Transavia, the low-cost carrier owned by the Air France-KLM group, is cancelling flights scheduled for May and June 2026 due to soaring aviation fuel prices triggered by the ongoing conflict in the Middle East. The airline, which operates routes to and from the United Kingdom, confirmed the schedule changes as it seeks to cut costs amid rising jet fuel costs.
Flights Axed as Fuel Prices Surge
The airline, which runs medium-distance routes from London Stansted to Rotterdam several times a week, is used by tourists who connect via Schiphol airport in the Netherlands to other European destinations. A spokesperson for Transavia confirmed to AFP that the carrier is adapting its flight schedule to streamline expenses. "Due to the current geopolitical situation in the Middle East and its impact on aviation fuel prices, Transavia France is adapting its flight schedule and is forced to cancel several flights scheduled for May and June 2026," the airline stated.
The cancellations represent less than 2% of the total flight schedule for the May-June period, according to the spokesperson. Affected passengers are being notified individually via SMS and email. While specific routes have not been disclosed, the airline is offering options including free rescheduling, a voucher, or a full refund. For most cancelled flights, a rescheduling solution within 24 hours is available.

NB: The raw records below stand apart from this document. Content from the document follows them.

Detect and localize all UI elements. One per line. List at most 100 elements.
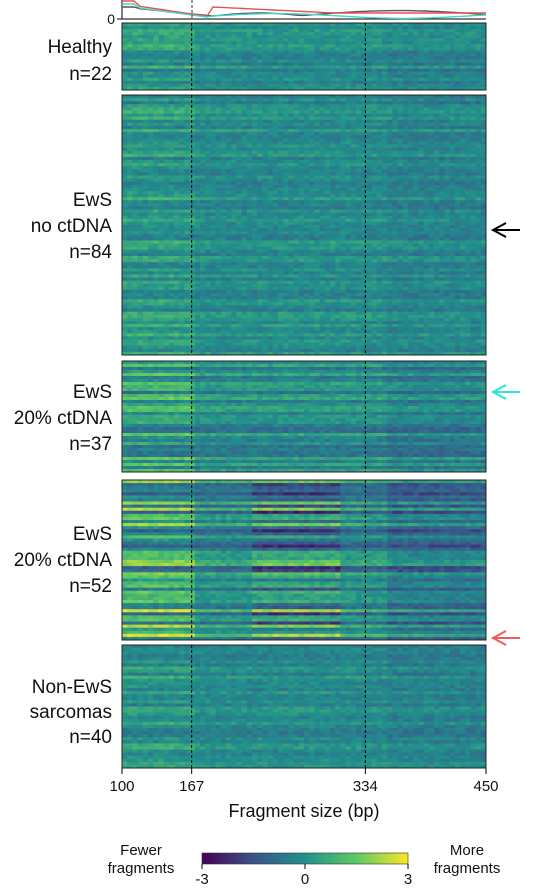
heatmap-cell <box>408 62 414 67</box>
heatmap-cell <box>137 163 144 167</box>
heatmap-cell <box>449 35 456 39</box>
heatmap-cell <box>205 101 211 105</box>
heatmap-cell <box>314 86 320 91</box>
heatmap-cell <box>382 184 388 189</box>
heatmap-cell <box>402 187 409 192</box>
heatmap-cell <box>205 141 211 145</box>
heatmap-cell <box>314 125 320 130</box>
heatmap-cell <box>168 206 175 210</box>
heatmap-cell <box>397 231 404 235</box>
heatmap-cell <box>200 74 206 79</box>
heatmap-cell <box>428 65 435 70</box>
heatmap-cell <box>444 65 450 70</box>
heatmap-cell <box>330 156 336 161</box>
heatmap-cell <box>454 169 461 173</box>
heatmap-cell <box>262 237 268 241</box>
heatmap-cell <box>122 74 128 79</box>
heatmap-cell <box>179 83 185 88</box>
heatmap-cell <box>475 83 482 88</box>
heatmap-cell <box>189 47 196 51</box>
heatmap-cell <box>298 119 305 124</box>
heatmap-cell <box>309 62 315 67</box>
heatmap-cell <box>262 147 268 152</box>
heatmap-cell <box>449 41 456 45</box>
heatmap-cell <box>480 228 487 232</box>
heatmap-cell <box>434 153 440 158</box>
heatmap-cell <box>184 218 190 223</box>
heatmap-cell <box>304 74 310 79</box>
heatmap-cell <box>205 116 211 121</box>
heatmap-cell <box>168 234 175 238</box>
heatmap-cell <box>210 147 216 152</box>
heatmap-cell <box>179 215 185 220</box>
heatmap-cell <box>272 228 279 232</box>
heatmap-cell <box>278 215 284 220</box>
heatmap-cell <box>257 206 263 210</box>
heatmap-cell <box>153 212 159 217</box>
heatmap-cell <box>220 35 227 39</box>
heatmap-cell <box>246 77 253 82</box>
heatmap-cell <box>361 113 367 118</box>
heatmap-cell <box>428 234 435 238</box>
heatmap-cell <box>330 83 336 88</box>
heatmap-cell <box>444 56 450 60</box>
heatmap-cell <box>262 50 268 54</box>
heatmap-cell <box>137 187 144 192</box>
heatmap-cell <box>309 163 315 167</box>
heatmap-cell <box>252 47 258 51</box>
heatmap-cell <box>434 163 440 167</box>
heatmap-cell <box>184 246 190 251</box>
heatmap-cell <box>480 175 487 179</box>
heatmap-cell <box>163 71 170 76</box>
heatmap-cell <box>189 53 196 57</box>
heatmap-cell <box>283 119 289 124</box>
heatmap-cell <box>122 141 128 145</box>
heatmap-cell <box>454 62 461 67</box>
heatmap-cell <box>454 225 461 229</box>
heatmap-cell <box>465 181 471 186</box>
heatmap-cell <box>470 163 476 167</box>
heatmap-cell <box>454 187 461 192</box>
heatmap-cell <box>246 101 253 105</box>
heatmap-cell <box>408 153 414 158</box>
heatmap-cell <box>371 218 378 223</box>
heatmap-cell <box>392 200 398 204</box>
heatmap-cell <box>231 184 237 189</box>
heatmap-cell <box>153 56 159 60</box>
heatmap-cell <box>376 237 383 241</box>
heatmap-cell <box>319 160 326 164</box>
heatmap-cell <box>340 237 346 241</box>
heatmap-cell <box>382 62 388 67</box>
heatmap-cell <box>272 129 279 133</box>
heatmap-cell <box>236 172 242 176</box>
heatmap-cell <box>319 190 326 195</box>
heatmap-cell <box>278 83 284 88</box>
heatmap-cell <box>267 41 274 45</box>
heatmap-cell <box>330 113 336 118</box>
heatmap-cell <box>392 172 398 176</box>
heatmap-cell <box>428 80 435 85</box>
heatmap-cell <box>465 125 471 130</box>
heatmap-cell <box>267 160 274 164</box>
heatmap-cell <box>122 212 128 217</box>
heatmap-cell <box>137 153 144 158</box>
heatmap-cell <box>330 141 336 145</box>
heatmap-cell <box>220 234 227 238</box>
heatmap-cell <box>215 221 222 226</box>
heatmap-cell <box>184 41 190 45</box>
heatmap-cell <box>267 74 274 79</box>
heatmap-cell <box>345 215 352 220</box>
heatmap-cell <box>278 135 284 139</box>
heatmap-cell <box>148 194 154 198</box>
heatmap-cell <box>470 153 476 158</box>
heatmap-cell <box>236 95 242 99</box>
heatmap-cell <box>330 62 336 67</box>
heatmap-cell <box>127 215 133 220</box>
heatmap-cell <box>252 225 258 229</box>
heatmap-cell <box>142 160 149 164</box>
heatmap-cell <box>122 65 128 70</box>
heatmap-cell <box>475 156 482 161</box>
heatmap-cell <box>444 150 450 155</box>
heatmap-cell <box>142 132 149 136</box>
heatmap-cell <box>454 116 461 121</box>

Broader Impact on European Aviation
Europe typically sources half of its fuel from Gulf nations. However, since the outbreak of war between the United States and Iran in late February, the Strait of Hormuz has been closed by Tehran. This has disrupted supply chains, leading to a potential crisis. European Commissioner Dan Jorgensen warned that the EU is "approaching very rapidly" a supply crisis, raising concerns about higher airfares and cancellations this summer. Airlines, including Transavia, have already begun raising ticket prices, with increases averaging around 10 euros per return journey.
Chief Secretary to the Prime Minister Darren Jones cautioned on Sunday that the conflict is likely to push up costs for energy, food, and flight tickets in the coming months. He noted that disruptions to energy supplies could affect production rather than cause empty supermarket shelves. "You're going to see prices go up a bit as a consequence of what Donald Trump has done in the Middle East," he told the BBC's Sunday With Laura Kuenssberg programme. He estimated that elevated prices could last roughly eight months after the Strait of Hormuz is reopened and tensions ease.
Industry-Wide Cuts Expected
Last week, German airline Lufthansa announced it would cut 20,000 European short-haul flights over the summer, blaming jet fuel costs. Industry expert Ted Wake, managing director of Kirker Holidays, told travel journalist Simon Calder that more airlines are likely to follow. "I think Lufthansa has got a very comprehensive schedule. Twenty thousand flights isn't a drop in the ocean but it's a relatively small number if you look at the overall picture. I think other airlines within the UK market will be doing something similar," he said.